Some 300,000 premature deaths could be avoided by 2030 if the U.S. abides by the ambitious Paris Climate Agreement, according to a new analysis. Christopher Intagliata reports.
The Paris Climate Agreement pledges to limit global temperature rise to "well below 2 degrees Celsius." "But really nobody—and certainly not the United States—has laid out the plan to get there." Drew Shindell, a climate scientist at Duke University. "So we wanted to model, what would be the effects of actually putting into place policies that would get us to a level we've pledged to reach?"
Shindell and his colleagues forecast that, to stay within two degrees C, we'd have to electrify nearly every car in the nation.
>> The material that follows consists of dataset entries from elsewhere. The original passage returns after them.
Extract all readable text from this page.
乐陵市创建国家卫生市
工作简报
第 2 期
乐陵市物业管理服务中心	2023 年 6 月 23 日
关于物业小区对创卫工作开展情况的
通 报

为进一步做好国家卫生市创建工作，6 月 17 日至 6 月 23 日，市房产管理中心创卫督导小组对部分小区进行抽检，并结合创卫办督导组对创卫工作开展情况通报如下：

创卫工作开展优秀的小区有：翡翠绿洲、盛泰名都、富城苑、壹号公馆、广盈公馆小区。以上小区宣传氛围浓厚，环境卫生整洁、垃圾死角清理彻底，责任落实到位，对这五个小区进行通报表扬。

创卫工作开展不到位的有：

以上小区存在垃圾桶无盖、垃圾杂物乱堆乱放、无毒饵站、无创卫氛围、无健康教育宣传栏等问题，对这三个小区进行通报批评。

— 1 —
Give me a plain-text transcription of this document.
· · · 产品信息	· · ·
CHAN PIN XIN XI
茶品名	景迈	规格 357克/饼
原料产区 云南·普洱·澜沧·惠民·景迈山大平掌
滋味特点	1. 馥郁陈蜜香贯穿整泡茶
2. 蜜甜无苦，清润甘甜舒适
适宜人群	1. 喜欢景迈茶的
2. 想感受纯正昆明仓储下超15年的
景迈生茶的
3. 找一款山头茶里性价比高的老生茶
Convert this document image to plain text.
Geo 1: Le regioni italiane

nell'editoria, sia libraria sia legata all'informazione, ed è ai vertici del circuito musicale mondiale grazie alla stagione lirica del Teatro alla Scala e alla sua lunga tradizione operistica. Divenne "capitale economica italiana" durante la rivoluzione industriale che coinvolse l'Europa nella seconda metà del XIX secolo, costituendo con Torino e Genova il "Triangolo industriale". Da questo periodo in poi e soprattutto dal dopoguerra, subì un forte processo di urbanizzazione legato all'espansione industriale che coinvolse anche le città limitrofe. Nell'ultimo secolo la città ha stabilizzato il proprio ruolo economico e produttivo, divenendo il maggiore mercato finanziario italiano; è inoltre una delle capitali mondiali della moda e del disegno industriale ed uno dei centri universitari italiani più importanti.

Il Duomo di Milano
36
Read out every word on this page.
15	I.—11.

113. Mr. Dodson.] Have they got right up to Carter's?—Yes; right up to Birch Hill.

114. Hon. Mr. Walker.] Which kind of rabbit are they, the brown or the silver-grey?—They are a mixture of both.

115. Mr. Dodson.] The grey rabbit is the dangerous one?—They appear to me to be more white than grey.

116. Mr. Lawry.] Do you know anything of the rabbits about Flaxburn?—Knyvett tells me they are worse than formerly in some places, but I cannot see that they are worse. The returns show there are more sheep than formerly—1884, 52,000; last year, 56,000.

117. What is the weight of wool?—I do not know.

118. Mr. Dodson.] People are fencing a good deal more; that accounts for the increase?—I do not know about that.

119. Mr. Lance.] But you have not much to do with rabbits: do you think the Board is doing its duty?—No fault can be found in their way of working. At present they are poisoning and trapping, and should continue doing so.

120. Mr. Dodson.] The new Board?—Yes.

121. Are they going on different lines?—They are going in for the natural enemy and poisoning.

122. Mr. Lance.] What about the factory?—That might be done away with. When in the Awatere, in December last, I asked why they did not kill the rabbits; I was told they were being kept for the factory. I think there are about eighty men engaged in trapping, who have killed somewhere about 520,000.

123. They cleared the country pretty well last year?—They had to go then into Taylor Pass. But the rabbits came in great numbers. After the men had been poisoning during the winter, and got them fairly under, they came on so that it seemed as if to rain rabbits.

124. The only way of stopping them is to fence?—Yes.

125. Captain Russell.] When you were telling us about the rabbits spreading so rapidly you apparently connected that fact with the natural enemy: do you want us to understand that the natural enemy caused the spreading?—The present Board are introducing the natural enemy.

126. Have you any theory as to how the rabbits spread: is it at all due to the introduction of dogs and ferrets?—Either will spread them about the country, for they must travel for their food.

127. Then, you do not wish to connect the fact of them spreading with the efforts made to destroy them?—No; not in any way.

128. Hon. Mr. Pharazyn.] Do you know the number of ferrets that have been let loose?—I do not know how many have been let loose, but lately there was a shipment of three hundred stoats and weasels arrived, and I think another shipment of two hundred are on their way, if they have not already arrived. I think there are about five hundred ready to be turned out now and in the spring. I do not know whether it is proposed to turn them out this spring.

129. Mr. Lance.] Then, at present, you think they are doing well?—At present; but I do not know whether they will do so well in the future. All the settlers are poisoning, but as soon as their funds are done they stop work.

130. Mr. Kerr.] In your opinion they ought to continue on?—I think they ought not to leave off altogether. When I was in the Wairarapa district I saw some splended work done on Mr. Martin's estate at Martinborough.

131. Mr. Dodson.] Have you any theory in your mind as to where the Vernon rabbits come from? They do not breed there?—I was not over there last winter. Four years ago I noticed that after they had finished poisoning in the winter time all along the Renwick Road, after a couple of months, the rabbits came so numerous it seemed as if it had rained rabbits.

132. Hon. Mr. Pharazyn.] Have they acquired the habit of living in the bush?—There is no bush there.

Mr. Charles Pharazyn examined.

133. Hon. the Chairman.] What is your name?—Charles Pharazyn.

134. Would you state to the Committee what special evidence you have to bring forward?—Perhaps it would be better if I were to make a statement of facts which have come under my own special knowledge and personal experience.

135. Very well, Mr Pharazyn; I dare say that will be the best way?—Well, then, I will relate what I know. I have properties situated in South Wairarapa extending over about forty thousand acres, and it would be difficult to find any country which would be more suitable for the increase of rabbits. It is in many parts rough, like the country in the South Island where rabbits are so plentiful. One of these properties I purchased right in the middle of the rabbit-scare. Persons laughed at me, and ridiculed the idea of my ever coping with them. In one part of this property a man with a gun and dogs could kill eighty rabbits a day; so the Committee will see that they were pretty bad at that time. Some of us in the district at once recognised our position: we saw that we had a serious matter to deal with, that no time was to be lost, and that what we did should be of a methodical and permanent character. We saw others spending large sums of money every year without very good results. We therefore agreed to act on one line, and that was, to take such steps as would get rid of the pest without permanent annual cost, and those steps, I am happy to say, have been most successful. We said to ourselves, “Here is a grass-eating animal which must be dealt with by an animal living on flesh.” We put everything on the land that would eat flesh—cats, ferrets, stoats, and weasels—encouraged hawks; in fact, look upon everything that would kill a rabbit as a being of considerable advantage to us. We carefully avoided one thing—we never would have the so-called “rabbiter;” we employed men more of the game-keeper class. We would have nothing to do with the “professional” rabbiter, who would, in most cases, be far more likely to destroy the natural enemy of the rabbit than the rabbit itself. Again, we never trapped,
And we'd have to get more than half our power from renewables. And if we do all that? In addition to keeping warming in check, the researchers estimate that we'd avoid nearly 300,000 premature deaths due to air pollution in the U.S., by 2030.
And they say the health-related financial benefits of that clean energy conversion—amounting to $250 billion dollars over the next 15 years—would likely outweigh the cost of implementing all that new technology. The analysis appears in the journal Nature Climate Change. [Drew T. Shindell et al, Climate and health impacts of U.S. emissions reductions consistent with 2 degrees C]
Big caveat: a lot of politicians these days don't think on 15-year time scales. They're looking only as far as the next election. "Right, but you start putting in these policies and you know you see the benefits for public health the same year the policies start to go into place. There's no lag time. Air quality is something that, unlike climate, doesn't take decades. Air quality is responding to what came out of a coal plant or a vehicle tailpipe last week, not last year." Meaning cutting carbon pollution might have real impacts on the nation's health and wealth almost immediately for us…and not just for our children's children.